HOWLING LARSENS / NICK LYMPEROPOULOS: Poemandres

Vor knapp fünf Jahren brachten die aus R. Loftiss und Alan Trench bestehenden Howling Larsens erstmals eine gemeisame Arbeit mit dem griechischen Okkultisten Nick Lymperopoulos heraus, eine elektroakustisch unterdröhnte Lesung des ersten Teils von Parmenides’ Traktat “Über die Natur”. Es war damals die Rede von einer geplanten Vertonung der restlichen Teile, die bislang nicht realisiert wurde. Die gute Neuigkeit ist aber, dass die Zusammenarbeit nach wie vor besteht, und das neue Lebenszeichen geht in eine ganz ähnliche Richtung, denn hier interpretieren die drei das erste, “Poemandres” genannte, Traktat des Corpus Hermeticum.

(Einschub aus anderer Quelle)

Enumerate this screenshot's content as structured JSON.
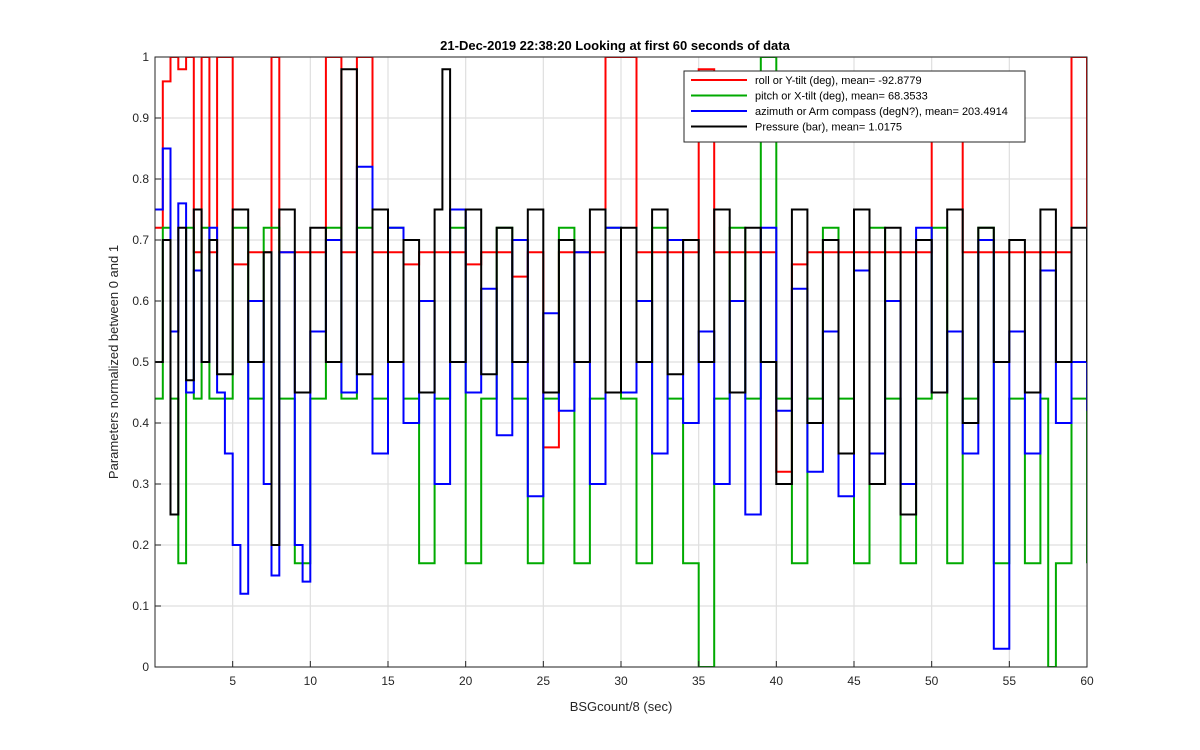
{
  "chart_data": {
    "type": "line",
    "title": "21-Dec-2019 22:38:20 Looking at first 60 seconds of data",
    "xlabel": "BSGcount/8 (sec)",
    "ylabel": "Parameters normalized between 0 and 1",
    "xlim": [
      0,
      60
    ],
    "ylim": [
      0,
      1
    ],
    "xticks": [
      5,
      10,
      15,
      20,
      25,
      30,
      35,
      40,
      45,
      50,
      55,
      60
    ],
    "yticks": [
      0,
      0.1,
      0.2,
      0.3,
      0.4,
      0.5,
      0.6,
      0.7,
      0.8,
      0.9,
      1
    ],
    "grid": true,
    "legend_position": "top-right",
    "series": [
      {
        "name": "roll or Y-tilt (deg), mean= -92.8779",
        "color": "#ff0000",
        "x": [
          0,
          0.5,
          1,
          1.5,
          2,
          2.5,
          3,
          3.5,
          4,
          5,
          6,
          7,
          7.5,
          8,
          9,
          10,
          11,
          12,
          13,
          14,
          15,
          16,
          17,
          18,
          19,
          20,
          21,
          22,
          23,
          24,
          25,
          26,
          27,
          28,
          29,
          30,
          31,
          32,
          33,
          34,
          35,
          36,
          37,
          38,
          39,
          40,
          41,
          42,
          43,
          44,
          45,
          46,
          47,
          48,
          49,
          50,
          51,
          52,
          53,
          54,
          55,
          56,
          57,
          58,
          59,
          60
        ],
        "y": [
          0.72,
          0.96,
          1,
          0.98,
          1,
          0.68,
          1,
          0.68,
          1,
          0.66,
          0.68,
          0.68,
          1,
          0.68,
          0.68,
          0.68,
          1,
          0.68,
          1,
          0.68,
          0.68,
          0.66,
          0.68,
          0.68,
          0.68,
          0.66,
          0.68,
          0.68,
          0.64,
          0.68,
          0.36,
          0.68,
          0.68,
          0.68,
          1,
          1,
          0.68,
          0.68,
          0.68,
          0.68,
          0.98,
          0.68,
          0.68,
          0.68,
          0.68,
          0.32,
          0.66,
          0.68,
          0.68,
          0.68,
          0.68,
          0.68,
          0.68,
          0.68,
          0.68,
          0.96,
          0.96,
          0.68,
          0.68,
          0.68,
          0.68,
          0.68,
          0.68,
          0.68,
          1,
          0.68
        ]
      },
      {
        "name": "pitch or X-tilt (deg), mean= 68.3533",
        "color": "#00aa00",
        "x": [
          0,
          0.5,
          1,
          1.5,
          2,
          2.5,
          3,
          3.5,
          4,
          5,
          6,
          7,
          8,
          9,
          10,
          11,
          12,
          13,
          14,
          15,
          16,
          17,
          18,
          19,
          20,
          21,
          22,
          23,
          24,
          25,
          26,
          27,
          28,
          29,
          30,
          31,
          32,
          33,
          34,
          35,
          36,
          37,
          38,
          39,
          40,
          41,
          42,
          43,
          44,
          45,
          46,
          47,
          48,
          49,
          50,
          51,
          52,
          53,
          54,
          55,
          56,
          57,
          57.5,
          58,
          59,
          60
        ],
        "y": [
          0.44,
          0.72,
          0.44,
          0.17,
          0.72,
          0.44,
          0.72,
          0.44,
          0.44,
          0.72,
          0.44,
          0.72,
          0.44,
          0.17,
          0.44,
          0.72,
          0.44,
          0.72,
          0.44,
          0.72,
          0.44,
          0.17,
          0.44,
          0.72,
          0.17,
          0.44,
          0.72,
          0.44,
          0.17,
          0.44,
          0.72,
          0.17,
          0.44,
          0.72,
          0.44,
          0.17,
          0.72,
          0.44,
          0.17,
          0.0,
          0.44,
          0.72,
          0.44,
          1,
          0.44,
          0.17,
          0.44,
          0.72,
          0.44,
          0.17,
          0.72,
          0.44,
          0.17,
          0.44,
          0.72,
          0.17,
          0.44,
          0.72,
          0.17,
          0.44,
          0.17,
          0.44,
          0.0,
          0.17,
          0.44,
          0.17
        ]
      },
      {
        "name": "azimuth or Arm compass (degN?), mean= 203.4914",
        "color": "#0000ff",
        "x": [
          0,
          0.5,
          1,
          1.5,
          2,
          2.5,
          3,
          3.5,
          4,
          4.5,
          5,
          5.5,
          6,
          7,
          7.5,
          8,
          9,
          9.5,
          10,
          11,
          12,
          13,
          14,
          15,
          16,
          17,
          18,
          19,
          20,
          21,
          22,
          23,
          24,
          25,
          26,
          27,
          28,
          29,
          30,
          31,
          32,
          33,
          34,
          35,
          36,
          37,
          38,
          39,
          40,
          41,
          42,
          43,
          44,
          45,
          46,
          47,
          48,
          49,
          50,
          51,
          52,
          53,
          54,
          55,
          56,
          57,
          58,
          59,
          60
        ],
        "y": [
          0.75,
          0.85,
          0.55,
          0.76,
          0.45,
          0.65,
          0.5,
          0.72,
          0.45,
          0.35,
          0.2,
          0.12,
          0.6,
          0.3,
          0.15,
          0.68,
          0.2,
          0.14,
          0.55,
          0.7,
          0.45,
          0.82,
          0.35,
          0.72,
          0.4,
          0.6,
          0.3,
          0.75,
          0.45,
          0.62,
          0.38,
          0.7,
          0.28,
          0.58,
          0.42,
          0.68,
          0.3,
          0.72,
          0.45,
          0.6,
          0.35,
          0.7,
          0.4,
          0.55,
          0.3,
          0.6,
          0.25,
          0.72,
          0.42,
          0.62,
          0.32,
          0.55,
          0.28,
          0.65,
          0.35,
          0.6,
          0.3,
          0.72,
          0.45,
          0.55,
          0.35,
          0.7,
          0.03,
          0.55,
          0.35,
          0.65,
          0.4,
          0.5,
          0.42
        ]
      },
      {
        "name": "Pressure (bar), mean= 1.0175",
        "color": "#000000",
        "x": [
          0,
          0.5,
          1,
          1.5,
          2,
          2.5,
          3,
          3.5,
          4,
          5,
          6,
          7,
          7.5,
          8,
          9,
          10,
          11,
          12,
          13,
          14,
          15,
          16,
          17,
          18,
          18.5,
          19,
          20,
          21,
          22,
          23,
          24,
          25,
          26,
          27,
          28,
          29,
          30,
          31,
          32,
          33,
          34,
          35,
          36,
          37,
          38,
          39,
          40,
          41,
          42,
          43,
          44,
          45,
          46,
          47,
          48,
          49,
          50,
          51,
          52,
          53,
          54,
          55,
          56,
          57,
          58,
          59,
          60
        ],
        "y": [
          0.5,
          0.7,
          0.25,
          0.72,
          0.47,
          0.75,
          0.5,
          0.7,
          0.48,
          0.75,
          0.5,
          0.68,
          0.2,
          0.75,
          0.45,
          0.72,
          0.5,
          0.98,
          0.48,
          0.75,
          0.5,
          0.7,
          0.45,
          0.75,
          0.98,
          0.5,
          0.75,
          0.48,
          0.72,
          0.5,
          0.75,
          0.45,
          0.7,
          0.5,
          0.75,
          0.45,
          0.72,
          0.5,
          0.75,
          0.48,
          0.7,
          0.5,
          0.75,
          0.45,
          0.72,
          0.5,
          0.3,
          0.75,
          0.4,
          0.7,
          0.35,
          0.75,
          0.3,
          0.72,
          0.25,
          0.7,
          0.45,
          0.75,
          0.4,
          0.72,
          0.5,
          0.7,
          0.45,
          0.75,
          0.5,
          0.72,
          0.5
        ]
      }
    ]
  }
}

Die bekannte Sammlung an z.T. in Dialogform verfassten Abhandlungen, als deren Verfasser lange Hermes Trismegistos angenommen wurde, ist die wahrscheinlich wirkmächtigste Quelle okkulten Wissens der Antike und ein wichtiges Fundament hermetischer Geheimlehren. In den Ausführungen über Mystik, Reinkarnation und Opferpraktiken klingt das Echo damals einflussreicher Denkschulen des Platonismus, Neoplatonismus und des Stoizismus an, aber auch Spuren jüdischer, persischer und (in der Eigendarstellung besonders wesentlich) ägyptischer Traditionen finden sich. Zum ersten Traktat Poemandres berichtet ein Erzähler von einer offenbarungsgleichen Vision, in welcher ihm eine Gottheit die Ursprünge alles Seienden und dessen Bestimmung erklärt.

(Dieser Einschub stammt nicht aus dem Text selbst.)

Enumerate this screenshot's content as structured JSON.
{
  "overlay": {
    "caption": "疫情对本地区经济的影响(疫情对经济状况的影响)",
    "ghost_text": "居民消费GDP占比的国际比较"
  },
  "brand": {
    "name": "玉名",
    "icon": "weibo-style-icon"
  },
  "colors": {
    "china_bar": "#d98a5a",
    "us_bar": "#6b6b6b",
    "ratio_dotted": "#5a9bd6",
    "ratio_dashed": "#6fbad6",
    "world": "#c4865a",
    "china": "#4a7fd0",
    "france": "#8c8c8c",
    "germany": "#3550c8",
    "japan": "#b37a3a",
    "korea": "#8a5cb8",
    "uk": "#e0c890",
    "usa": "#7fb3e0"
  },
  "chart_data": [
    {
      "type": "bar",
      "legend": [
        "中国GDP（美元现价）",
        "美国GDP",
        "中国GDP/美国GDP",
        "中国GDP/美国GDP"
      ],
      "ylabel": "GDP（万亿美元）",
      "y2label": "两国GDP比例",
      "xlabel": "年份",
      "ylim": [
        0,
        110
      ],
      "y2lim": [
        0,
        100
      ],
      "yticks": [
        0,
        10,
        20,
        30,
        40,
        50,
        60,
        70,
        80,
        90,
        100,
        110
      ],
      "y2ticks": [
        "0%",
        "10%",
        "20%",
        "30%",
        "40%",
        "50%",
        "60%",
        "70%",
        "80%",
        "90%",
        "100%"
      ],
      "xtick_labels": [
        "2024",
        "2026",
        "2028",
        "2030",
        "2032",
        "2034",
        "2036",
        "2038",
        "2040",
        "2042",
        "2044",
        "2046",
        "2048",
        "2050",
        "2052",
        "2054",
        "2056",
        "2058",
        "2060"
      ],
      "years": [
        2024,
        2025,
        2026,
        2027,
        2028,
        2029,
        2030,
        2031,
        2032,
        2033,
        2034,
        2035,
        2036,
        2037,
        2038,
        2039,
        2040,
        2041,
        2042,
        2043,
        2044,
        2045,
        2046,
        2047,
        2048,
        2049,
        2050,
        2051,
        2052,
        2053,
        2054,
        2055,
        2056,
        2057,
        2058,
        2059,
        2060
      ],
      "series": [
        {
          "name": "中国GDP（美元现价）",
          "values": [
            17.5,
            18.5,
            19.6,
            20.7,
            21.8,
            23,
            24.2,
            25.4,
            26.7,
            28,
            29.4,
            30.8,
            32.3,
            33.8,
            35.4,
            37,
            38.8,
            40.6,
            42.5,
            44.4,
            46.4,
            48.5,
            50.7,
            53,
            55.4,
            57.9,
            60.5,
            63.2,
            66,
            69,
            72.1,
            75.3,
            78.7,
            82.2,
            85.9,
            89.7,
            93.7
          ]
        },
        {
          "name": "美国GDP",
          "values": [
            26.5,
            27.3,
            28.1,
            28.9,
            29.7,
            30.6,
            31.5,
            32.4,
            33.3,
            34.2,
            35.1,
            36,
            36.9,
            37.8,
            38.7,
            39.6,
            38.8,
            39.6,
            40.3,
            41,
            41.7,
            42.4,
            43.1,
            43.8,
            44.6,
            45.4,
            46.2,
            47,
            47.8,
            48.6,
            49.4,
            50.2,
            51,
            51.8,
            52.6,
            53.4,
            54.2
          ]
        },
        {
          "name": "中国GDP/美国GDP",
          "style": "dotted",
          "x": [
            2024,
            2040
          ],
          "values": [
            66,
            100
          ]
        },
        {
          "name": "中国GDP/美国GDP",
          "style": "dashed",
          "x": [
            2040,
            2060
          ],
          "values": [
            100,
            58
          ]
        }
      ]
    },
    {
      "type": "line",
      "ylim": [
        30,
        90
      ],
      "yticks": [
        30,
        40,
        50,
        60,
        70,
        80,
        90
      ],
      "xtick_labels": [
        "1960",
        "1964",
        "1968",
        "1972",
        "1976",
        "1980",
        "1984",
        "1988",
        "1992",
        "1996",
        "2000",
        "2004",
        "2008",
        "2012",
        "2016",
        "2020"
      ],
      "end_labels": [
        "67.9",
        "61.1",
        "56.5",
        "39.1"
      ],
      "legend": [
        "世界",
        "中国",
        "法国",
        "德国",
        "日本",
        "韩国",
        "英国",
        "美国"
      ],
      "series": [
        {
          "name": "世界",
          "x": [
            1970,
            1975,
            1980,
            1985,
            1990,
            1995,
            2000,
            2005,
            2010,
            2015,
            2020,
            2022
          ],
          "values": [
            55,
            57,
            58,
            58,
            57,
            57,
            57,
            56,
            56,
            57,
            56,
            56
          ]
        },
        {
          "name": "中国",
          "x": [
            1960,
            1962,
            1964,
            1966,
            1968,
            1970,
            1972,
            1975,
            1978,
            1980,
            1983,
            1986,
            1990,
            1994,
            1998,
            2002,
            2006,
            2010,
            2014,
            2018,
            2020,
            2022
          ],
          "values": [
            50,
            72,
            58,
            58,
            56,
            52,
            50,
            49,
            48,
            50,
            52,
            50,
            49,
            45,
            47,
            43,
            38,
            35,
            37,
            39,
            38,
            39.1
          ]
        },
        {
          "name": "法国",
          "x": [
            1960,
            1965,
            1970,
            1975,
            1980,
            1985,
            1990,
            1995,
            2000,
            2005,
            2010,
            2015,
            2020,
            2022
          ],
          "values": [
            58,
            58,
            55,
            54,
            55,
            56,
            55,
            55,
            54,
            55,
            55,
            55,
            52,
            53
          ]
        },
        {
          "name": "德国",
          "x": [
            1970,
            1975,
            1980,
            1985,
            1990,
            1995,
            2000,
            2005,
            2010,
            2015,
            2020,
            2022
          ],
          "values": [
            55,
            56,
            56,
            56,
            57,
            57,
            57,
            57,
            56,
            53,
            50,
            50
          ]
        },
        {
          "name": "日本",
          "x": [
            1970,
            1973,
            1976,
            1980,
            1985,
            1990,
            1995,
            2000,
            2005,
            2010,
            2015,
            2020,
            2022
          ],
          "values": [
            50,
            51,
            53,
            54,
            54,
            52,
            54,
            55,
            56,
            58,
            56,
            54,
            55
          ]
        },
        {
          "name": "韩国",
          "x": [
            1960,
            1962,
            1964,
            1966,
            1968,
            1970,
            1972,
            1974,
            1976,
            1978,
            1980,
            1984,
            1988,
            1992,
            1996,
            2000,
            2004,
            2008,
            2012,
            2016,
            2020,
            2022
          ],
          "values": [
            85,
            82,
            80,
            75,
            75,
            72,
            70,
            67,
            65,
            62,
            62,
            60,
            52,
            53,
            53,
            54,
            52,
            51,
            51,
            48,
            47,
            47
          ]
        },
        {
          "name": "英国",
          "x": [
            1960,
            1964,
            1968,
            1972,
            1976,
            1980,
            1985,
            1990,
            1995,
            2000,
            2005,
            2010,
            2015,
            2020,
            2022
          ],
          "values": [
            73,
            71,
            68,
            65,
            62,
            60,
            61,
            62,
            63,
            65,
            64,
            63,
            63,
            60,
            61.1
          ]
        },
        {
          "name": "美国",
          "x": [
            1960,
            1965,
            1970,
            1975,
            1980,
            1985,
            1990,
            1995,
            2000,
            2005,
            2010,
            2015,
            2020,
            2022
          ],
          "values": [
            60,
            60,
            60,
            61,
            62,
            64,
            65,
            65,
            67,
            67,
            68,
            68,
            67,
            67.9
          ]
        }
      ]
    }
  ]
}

In der knapp einstündigen Umsetzung bildet ein melierter, kreisender, niemals nur mäandernder Dronesound das Fundament eines bedächtig beginnenden Vortrags im ungeschliffenen Ton des Altgriechischen, der zu melodisch ist für reine Spoken Words und doch zu rezitativ für klassischen Gesang. Schon zu Beginn finden sich kleine Details wie leises Bimmeln in den Wellen der Dröhnung, leichte Veränderungen deuten Szenisches an. Auch die Stimmarbeit, die sich immer wieder einem liturgischen Charakter annähert, ist keineswegs so monoton wie es vordergründig scheinen mag. Mir ist die Sprache fremd und der Originaltext somit unbekannt, doch die gelegentlichen Sprechpausen und manche Einwürfe, die wie Fußnoten und Regieanweisungen erscheinen, wie kurze Erklärungen, bevor der Sprachfluss weitergeht, scheinen der Eigenart des Textes zu entsprechen.

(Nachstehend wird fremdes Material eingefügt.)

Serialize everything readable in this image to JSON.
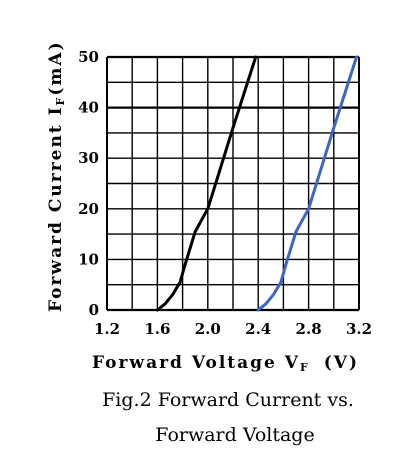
{
  "chart_data": {
    "type": "line",
    "xlabel_main": "Forward Voltage V",
    "xlabel_sub": "F",
    "xlabel_unit": "(V)",
    "ylabel_main": "Forward Current I",
    "ylabel_sub": "F",
    "ylabel_unit": "(mA)",
    "xlim": [
      1.2,
      3.2
    ],
    "ylim": [
      0,
      50
    ],
    "x_ticks": [
      "1.2",
      "1.6",
      "2.0",
      "2.4",
      "2.8",
      "3.2"
    ],
    "x_tick_values": [
      1.2,
      1.6,
      2.0,
      2.4,
      2.8,
      3.2
    ],
    "y_ticks": [
      "0",
      "10",
      "20",
      "30",
      "40",
      "50"
    ],
    "y_tick_values": [
      0,
      10,
      20,
      30,
      40,
      50
    ],
    "grid": true,
    "series": [
      {
        "color": "#000000",
        "points": [
          [
            1.6,
            0
          ],
          [
            1.66,
            1.2
          ],
          [
            1.72,
            3.0
          ],
          [
            1.78,
            5.5
          ],
          [
            1.82,
            9.0
          ],
          [
            1.9,
            15.5
          ],
          [
            2.0,
            20
          ],
          [
            2.2,
            36
          ],
          [
            2.38,
            50
          ]
        ]
      },
      {
        "color": "#3a66cc",
        "points": [
          [
            2.4,
            0
          ],
          [
            2.46,
            1.2
          ],
          [
            2.52,
            3.0
          ],
          [
            2.58,
            5.5
          ],
          [
            2.62,
            9.0
          ],
          [
            2.7,
            15.5
          ],
          [
            2.8,
            20
          ],
          [
            3.0,
            36
          ],
          [
            3.18,
            50
          ]
        ]
      }
    ]
  },
  "caption": {
    "line1": "Fig.2 Forward Current vs.",
    "line2": "Forward Voltage"
  }
}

Veränderungen in der Dynamik des Gesangs sowie der Fülle der Musik, bei denen das hypnotische Kreisen deutlicher zutage tritt und Obertöne und weitere Details – Rasseln und deutlichere Perkussion, Knistern und Knacken wie Feuer, etwas, das wie Vogelstimmen klingt – hinzukommen, scheinen immer subtil aufeinander abgestimmt. Doch ebenso sehr verändert sich auch das Hören, wenn man sich in die Musik hinenziehen lässt und so etwas wie eine Innenperspektive einnimmt. Es ist die knarrende Stimme, die gegen Ende auffallend emotional wird und fast zu brechen scheint, die einen aus dem semihypnotischen Zustand holt. Dass all dies auch ohne Sprachkenntnisse funktionieren kann, spricht nur für die Umsetzung.